“There were some people whom my father never understood, good, generous and high-minded as he was: the fanatic with eyes turned to no known order of things filled him with electric impatience; he did not care for priests, poets or philosophers; anything like indecision, change of plans, want of order, method or punctuality, forgetfulness or carelessness—even hesitation of voice and manner—drove him mad; his temperament was like a fuse which a touch will explode, but the bomb did not kill, it hurt the uninitiated but it consumed its own sparks. My papa had no self-control, no possibility of learning it: it was an unknown science, like geometry or algebra, to him; and he had very little imagination. It was this combination—want of self-control and want of imagination—which prevented him from being a thinker.
“He had great character, minute observation, a fine memory and all his instincts were charged with almost superhuman vitality, but no one could argue with him. Had the foundation of his character been as unreasonable and unreliable as his temperament, he would have made neither friends nor money; but he was fundamentally sound, ultimately serene and high-minded in the truest sense of the word. He was a man of intellect, but not an intellectual man; he did not really know anything about the great writers or thinkers, although he had read odds and ends. He was essentially a man of action and a man of will; this is why I call him a man of intellect. He made up his mind in a flash, partly from instinct and partly from will.

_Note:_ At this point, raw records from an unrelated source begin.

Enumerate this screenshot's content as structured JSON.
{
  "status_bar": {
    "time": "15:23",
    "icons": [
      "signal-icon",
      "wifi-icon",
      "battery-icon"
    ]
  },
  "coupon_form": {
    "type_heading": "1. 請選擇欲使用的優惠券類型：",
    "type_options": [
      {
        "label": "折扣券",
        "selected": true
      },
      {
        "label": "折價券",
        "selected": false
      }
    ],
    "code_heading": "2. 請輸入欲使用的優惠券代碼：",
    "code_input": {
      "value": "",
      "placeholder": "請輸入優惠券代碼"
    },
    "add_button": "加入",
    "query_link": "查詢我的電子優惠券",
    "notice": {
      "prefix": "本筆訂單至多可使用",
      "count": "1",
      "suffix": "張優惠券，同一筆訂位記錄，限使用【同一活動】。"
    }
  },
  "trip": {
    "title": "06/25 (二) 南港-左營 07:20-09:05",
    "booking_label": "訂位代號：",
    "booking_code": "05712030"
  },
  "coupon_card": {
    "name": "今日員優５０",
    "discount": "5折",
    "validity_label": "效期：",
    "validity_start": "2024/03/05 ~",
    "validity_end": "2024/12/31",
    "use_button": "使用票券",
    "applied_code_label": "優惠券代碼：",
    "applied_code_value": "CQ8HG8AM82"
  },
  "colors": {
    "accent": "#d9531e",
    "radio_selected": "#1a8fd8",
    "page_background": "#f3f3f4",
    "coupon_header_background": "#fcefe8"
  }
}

“He had the courage for life and the enterprise to spend his fortune on it. He was kind and impulsively generous, but too hasty for disease to accost or death to delay. For him they were interruptions, not abiding sorrows.

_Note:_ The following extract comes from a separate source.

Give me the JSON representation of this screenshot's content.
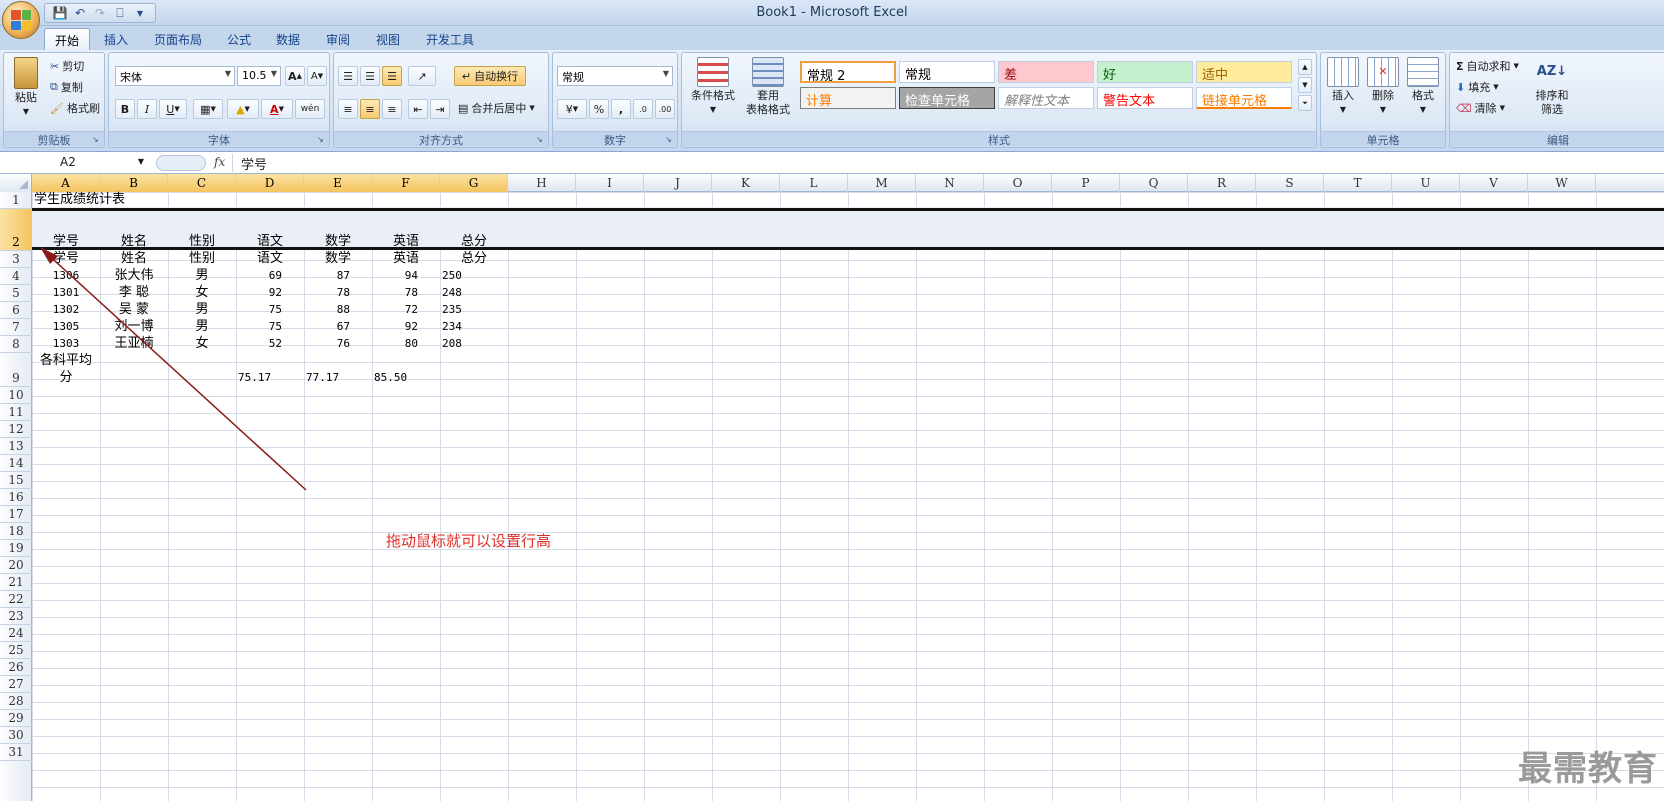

“He knew nothing of rancour, remorse, regret; they conveyed much the same to him as if he had been told to walk backwards and received neither sympathy nor courtesy from him.

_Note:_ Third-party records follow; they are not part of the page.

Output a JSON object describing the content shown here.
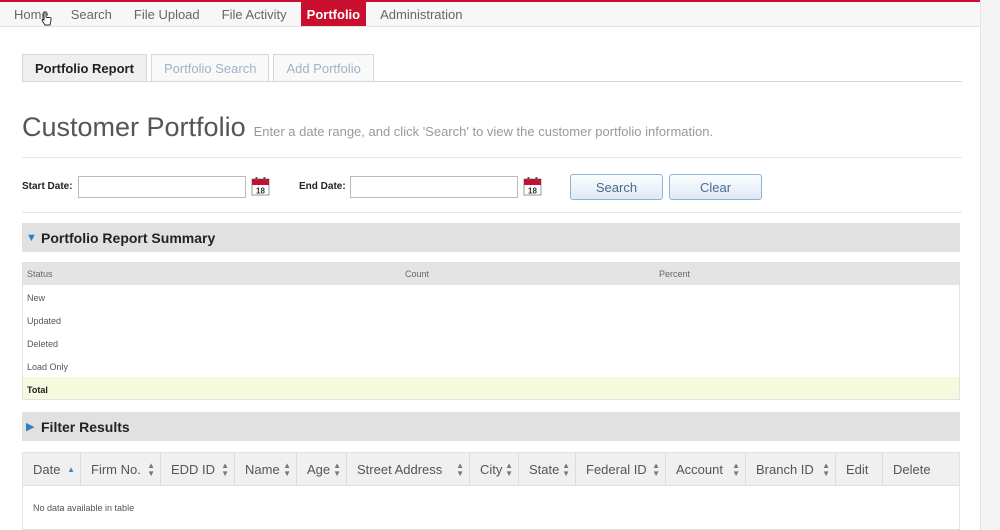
{
  "nav": {
    "items": [
      "Home",
      "Search",
      "File Upload",
      "File Activity",
      "Portfolio",
      "Administration"
    ],
    "active": "Portfolio"
  },
  "tabs": [
    {
      "label": "Portfolio Report",
      "active": true
    },
    {
      "label": "Portfolio Search",
      "active": false
    },
    {
      "label": "Add Portfolio",
      "active": false
    }
  ],
  "heading": {
    "title": "Customer Portfolio",
    "subtitle": "Enter a date range, and click 'Search' to view the customer portfolio information."
  },
  "dates": {
    "start_label": "Start Date:",
    "start_value": "",
    "end_label": "End Date:",
    "end_value": "",
    "calendar_day": "18",
    "search_label": "Search",
    "clear_label": "Clear"
  },
  "summary": {
    "title": "Portfolio Report Summary",
    "columns": [
      "Status",
      "Count",
      "Percent"
    ],
    "rows": [
      "New",
      "Updated",
      "Deleted",
      "Load Only"
    ],
    "total_label": "Total"
  },
  "filter": {
    "title": "Filter Results",
    "columns": [
      "Date",
      "Firm No.",
      "EDD ID",
      "Name",
      "Age",
      "Street Address",
      "City",
      "State",
      "Federal ID",
      "Account",
      "Branch ID",
      "Edit",
      "Delete"
    ],
    "empty_text": "No data available in table"
  },
  "colors": {
    "brand": "#c8102e",
    "accent": "#2f7fc6",
    "total_row": "#f5fadf"
  }
}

“He was an artist with the gift of admiration. He had a good eye and could not buy an ugly or even moderately beautiful thing; but he was no discoverer in art. Here I will add to make myself clear that I am thinking of men like Frances Horner’s father, old Mr. Graham, [Footnote: Lady Horner, of Mells, Frome.] who discovered and promoted Burne-Jones and Frederick Walker; or Lord Battersea, who was the first to patronise Cecil Lawson; or my sister, Lucy Graham Smith, who was a fine judge of every picture and recognised and appreciated all schools of painting. My father’s judgment was warped by constantly comparing his own things with other people’s.